It was a packed Statehouse filled with emotional pleas and personal stories Tuesday night. Hundreds gathered in Montpelier to voice their opinions on the proposed Death with Dignity Act, or what opponents call Physician-Assisted Suicide.
"It is a sad day in Vermont when our lawyers are asking health care professionals to help human beings to die rather than extending compassionate and respectful care to ease pain and suffering," said Lynn Caulfield, a Dummerston resident and registered nurse.
Judy Murphy still mourns the loss of her friend. Who she says starved herself to death. She was terminally ill and suffered for months.
"Not everyone would make that choice to die. But many, including myself, would have great comfort in knowing that that option is possible," said Murphy.
Several opposed to the bill worry that if passed, the definition of suicide could be lost, Guy Page from Barre who asked his son, who has struggled with suicidal thoughts for years, about his view of the bill.
"His response shocked me. Shaking with anger and fear he said 'What hypocrites. Everyday my teachers tell me that killing myself is never an option. But here they are saying that suicide is 'okay'," said Page.

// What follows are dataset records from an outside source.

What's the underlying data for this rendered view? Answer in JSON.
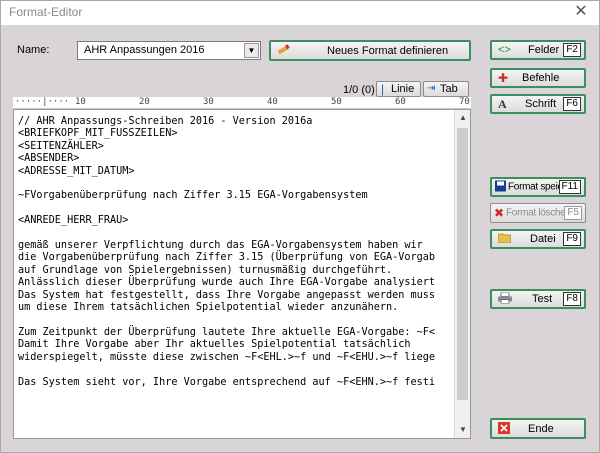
{
  "window": {
    "title": "Format-Editor",
    "close_glyph": "✕"
  },
  "name_field": {
    "label": "Name:",
    "value": "AHR Anpassungen 2016",
    "arrow": "▼"
  },
  "new_format_button": {
    "label": "Neues Format definieren",
    "icon": "pencil-icon"
  },
  "nav": {
    "status": "1/0 (0)",
    "line_button": "Linie",
    "tab_button": "Tab"
  },
  "ruler": [
    "10",
    "20",
    "30",
    "40",
    "50",
    "60",
    "70"
  ],
  "editor": {
    "lines": [
      "// AHR Anpassungs-Schreiben 2016 - Version 2016a",
      "<BRIEFKOPF_MIT_FUSSZEILEN>",
      "<SEITENZÄHLER>",
      "<ABSENDER>",
      "<ADRESSE_MIT_DATUM>",
      "",
      "~FVorgabenüberprüfung nach Ziffer 3.15 EGA-Vorgabensystem",
      "",
      "<ANREDE_HERR_FRAU>",
      "",
      "gemäß unserer Verpflichtung durch das EGA-Vorgabensystem haben wir",
      "die Vorgabenüberprüfung nach Ziffer 3.15 (Überprüfung von EGA-Vorgab",
      "auf Grundlage von Spielergebnissen) turnusmäßig durchgeführt.",
      "Anlässlich dieser Überprüfung wurde auch Ihre EGA-Vorgabe analysiert",
      "Das System hat festgestellt, dass Ihre Vorgabe angepasst werden muss",
      "um diese Ihrem tatsächlichen Spielpotential wieder anzunähern.",
      "",
      "Zum Zeitpunkt der Überprüfung lautete Ihre aktuelle EGA-Vorgabe: ~F<",
      "Damit Ihre Vorgabe aber Ihr aktuelles Spielpotential tatsächlich",
      "widerspiegelt, müsste diese zwischen ~F<EHL.>~f und ~F<EHU.>~f liege",
      "",
      "Das System sieht vor, Ihre Vorgabe entsprechend auf ~F<EHN.>~f festi"
    ]
  },
  "side_buttons": {
    "felder": {
      "label": "Felder",
      "key": "F2"
    },
    "befehle": {
      "label": "Befehle"
    },
    "schrift": {
      "label": "Schrift",
      "key": "F6"
    },
    "format_speichern": {
      "label": "Format speichern",
      "key": "F11"
    },
    "format_loeschen": {
      "label": "Format löschen",
      "key": "F5"
    },
    "datei": {
      "label": "Datei",
      "key": "F9"
    },
    "test": {
      "label": "Test",
      "key": "F8"
    },
    "ende": {
      "label": "Ende"
    }
  },
  "colors": {
    "window_bg": "#d9d4d7",
    "accent_green": "#3c8f5d",
    "delete_red": "#cc2b2b"
  }
}
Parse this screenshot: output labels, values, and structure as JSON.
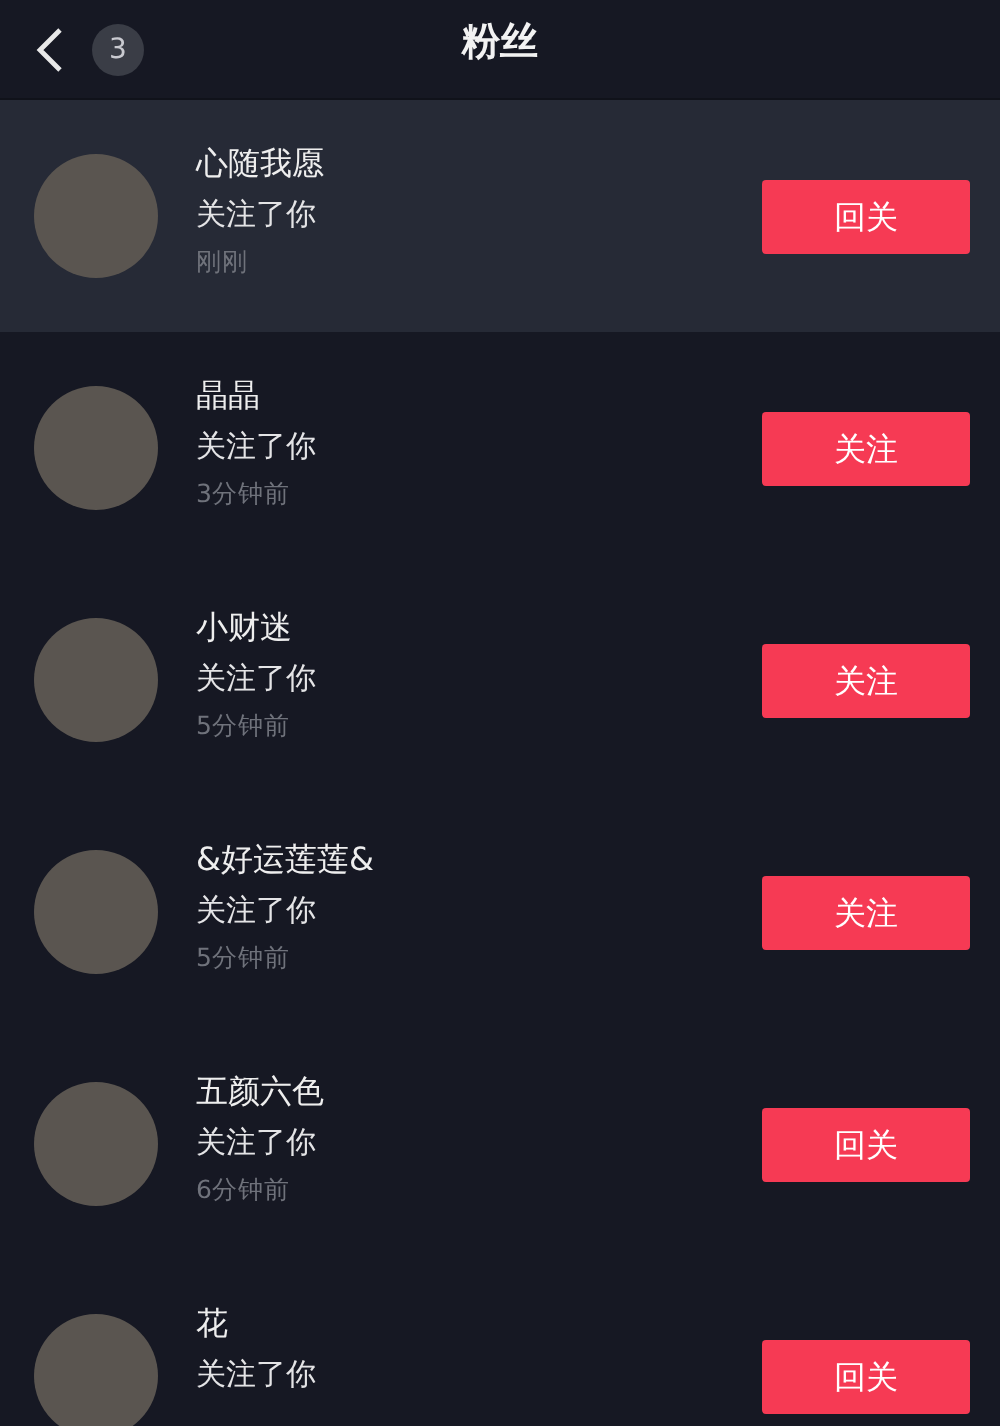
{
  "header": {
    "back_badge": "3",
    "title": "粉丝"
  },
  "followers": [
    {
      "name": "心随我愿",
      "action": "关注了你",
      "time": "刚刚",
      "button": "回关",
      "highlighted": true
    },
    {
      "name": "晶晶",
      "action": "关注了你",
      "time": "3分钟前",
      "button": "关注",
      "highlighted": false
    },
    {
      "name": "小财迷",
      "action": "关注了你",
      "time": "5分钟前",
      "button": "关注",
      "highlighted": false
    },
    {
      "name": "&好运莲莲&",
      "action": "关注了你",
      "time": "5分钟前",
      "button": "关注",
      "highlighted": false
    },
    {
      "name": "五颜六色",
      "action": "关注了你",
      "time": "6分钟前",
      "button": "回关",
      "highlighted": false
    },
    {
      "name": "花",
      "action": "关注了你",
      "button": "回关",
      "highlighted": false
    }
  ]
}
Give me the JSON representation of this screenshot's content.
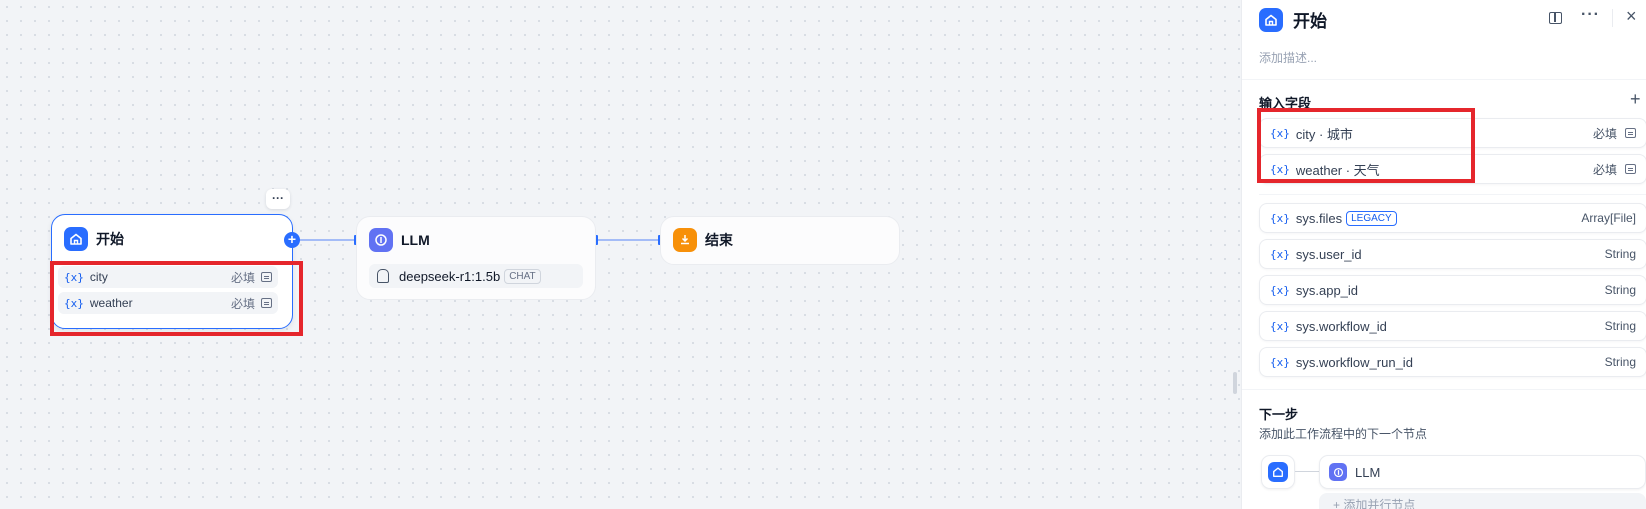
{
  "canvas": {
    "start_node": {
      "title": "开始",
      "more_label": "···",
      "variables": [
        {
          "name": "city",
          "required": "必填"
        },
        {
          "name": "weather",
          "required": "必填"
        }
      ]
    },
    "llm_node": {
      "title": "LLM",
      "model": "deepseek-r1:1.5b",
      "mode": "CHAT"
    },
    "end_node": {
      "title": "结束"
    },
    "var_prefix": "{x}"
  },
  "panel": {
    "title": "开始",
    "description_placeholder": "添加描述...",
    "input_section_label": "输入字段",
    "input_fields": [
      {
        "label": "city · 城市",
        "required": "必填"
      },
      {
        "label": "weather · 天气",
        "required": "必填"
      }
    ],
    "system_vars": [
      {
        "name": "sys.files",
        "badge": "LEGACY",
        "type": "Array[File]"
      },
      {
        "name": "sys.user_id",
        "type": "String"
      },
      {
        "name": "sys.app_id",
        "type": "String"
      },
      {
        "name": "sys.workflow_id",
        "type": "String"
      },
      {
        "name": "sys.workflow_run_id",
        "type": "String"
      }
    ],
    "next_step": {
      "title": "下一步",
      "subtitle": "添加此工作流程中的下一个节点",
      "next_node_label": "LLM",
      "add_parallel_label": "+ 添加并行节点"
    }
  },
  "colors": {
    "accent": "#296dff",
    "highlight_red": "#e5262c",
    "llm_purple": "#6172f3",
    "end_orange": "#f79009"
  }
}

Supporters, like Melinda Moulton of Huntington, argue the decision to keep living lies with the patient alone. "Do we as people really have the right do deny another human being the legal means to end their life if they so choose?" asked Moulton.
Others worry that a wrong diagnosis could end a life too soon. Three doctors told Erika Riel she was going to die. But a fourth doctor in Massachusetts told her she would live to be 80. "The doctors in Vermont made mistakes. They gave me a mistaken diagnosis," said Riel, "if it was that easy for me to get a terminal diagnosis, how many other people are getting wrong diagnoses?"
The committee on health and welfare is planning four days of hearings. A vote could happen Friday. It would still have to pass both the house and senate before arriving on the Governers desk for a signature.